In the effective wavelengths, 540, 605, 1450 and 2371 nm correspond to the characteristic absorption bands of the functional groups of starch. Among them, the wavelengths at 540 nm and 605 nm corresponded to the fourth and fifth overtone regions of -O–H from starch30. The wavelength at 1450 nm corresponded to the first octave band spectrum of the fundamental frequency of stretching vibration of –O–H from starch32. The wavelength at 2371 nm corresponded to the –C–H second overtone combination and the –CH2 overtone combination with deformation vibration from amylose30. It was found that during the growth of PTR, the chemical composition accumulated from year to year with a large variation in content, especially in the first few years. In conjunction with the chemical composition corresponding to the effective wavelengths, it is likely that starch is the key chemical component in identifying the growth years of PTRs.

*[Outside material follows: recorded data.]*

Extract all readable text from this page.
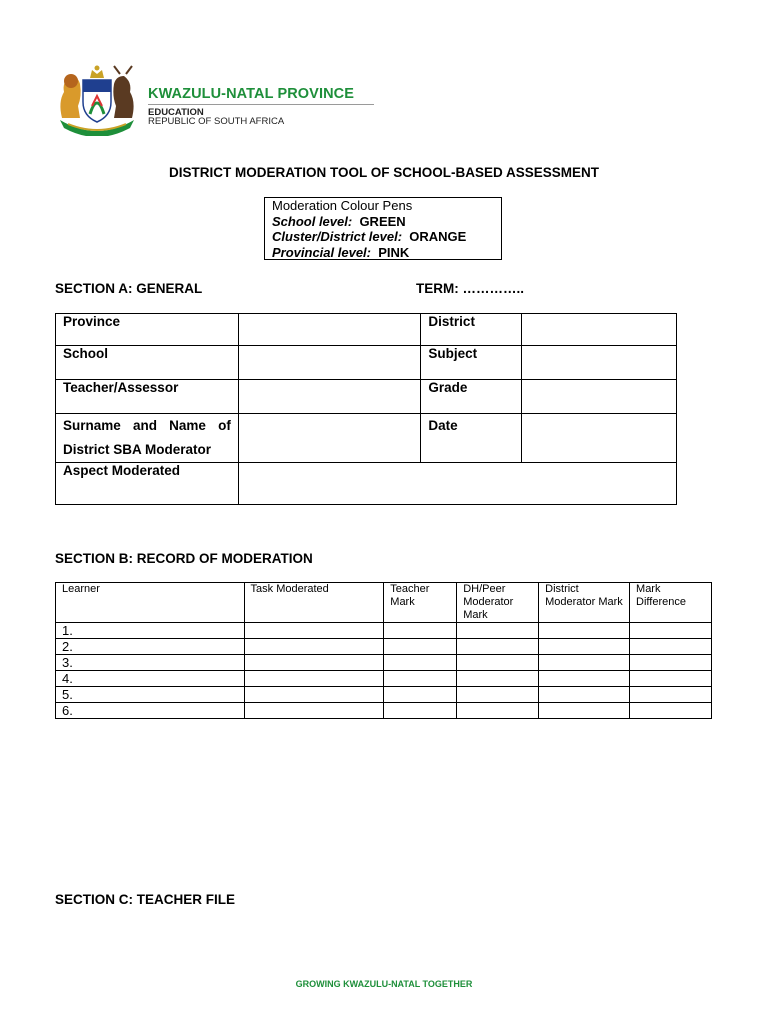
KWAZULU-NATAL PROVINCE
EDUCATION
REPUBLIC OF SOUTH AFRICA
DISTRICT MODERATION TOOL OF SCHOOL-BASED ASSESSMENT
Moderation Colour Pens
School level: GREEN
Cluster/District level: ORANGE
Provincial level: PINK
SECTION A: GENERAL	TERM: …………..
Province		District	
School		Subject	
Teacher/Assessor		Grade	

Surname and Name of
District SBA Moderator		Date	
Aspect Moderated			
SECTION B: RECORD OF MODERATION
Learner	Task Moderated	Teacher Mark	DH/Peer Moderator Mark	District Moderator Mark	Mark Difference
1.					
2.					
3.					
4.					
5.					
6.					
SECTION C: TEACHER FILE
GROWING KWAZULU-NATAL TOGETHER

Accumulation of chemical components

Compared with the prediction results of the cross-section, the accuracy of the outer surface is obviously higher and relatively stable. This may be related to the accumulation of chemical components during the growth of PTR. With the increase of growth time, it will form the fusiform root which is thick in the middle and thin at both ends. This is the storage organ of Pueraria root, which is the part of edible and medicinal value. Similar to other plants of the same genus, the cross section anatomical structure of PTR is mainly periderm, multilayer vascular tissue and secondary xylem from the outside to the inside, each layer of vascular tissue contains phloem and xylem, and the thicker the site, the more layers there are. The researchers33,34 confirmed that the periderm the outermost phloem were the main accumulation sites of chemicals, particularly flavonoids, and the content gradually decreases from the outer layer to the inner layer. When the spectrum irradiates the sample, it can not only collect the information on the sample surface, but also penetrate a certain depth to collect the information inside the sample. This is why hyperspectral imaging can be used for nondestructive testing. In the experiments on the penetration depth of nIR spectra of various agricultural products, the researchers found that the maximum penetration depth of nIR spectra of agricultural products was about 2 cm24,35, which was consistent with the main accumulation sites of chemical components of PTR. Therefore, HSI technology can be used to identify the growth years of PTR only by collecting surface information of samples, without destroying samples at all.

Conclusions

In this study, we used a deep-learning-based method in conjunction with HSI technology to identify growth years of PTR. The VNIR and SWIR lenses of HSI equipment were used to collect the information of the outer surface and cross-section of PTR. The CNN model achieved the highest recognition accuracy of 90.15% and 93.51% for both the ternary classification task with different growth years and the binary classification task of “whether a PTR could be used in traditional Chinese medicine”, respectively. Furthermore, the accuracy of the outer surface was generally higher than that of the cross-section, which may be related to the site of Chemical compositions accumulation during the growth of PTR. The results demonstrated that the proposed method is nondestructive, rapid, and effective for the quality control of PTR. Moreover, this method can be easily implemented in the identification of growth years and quality control for other traditional Chinese medicines.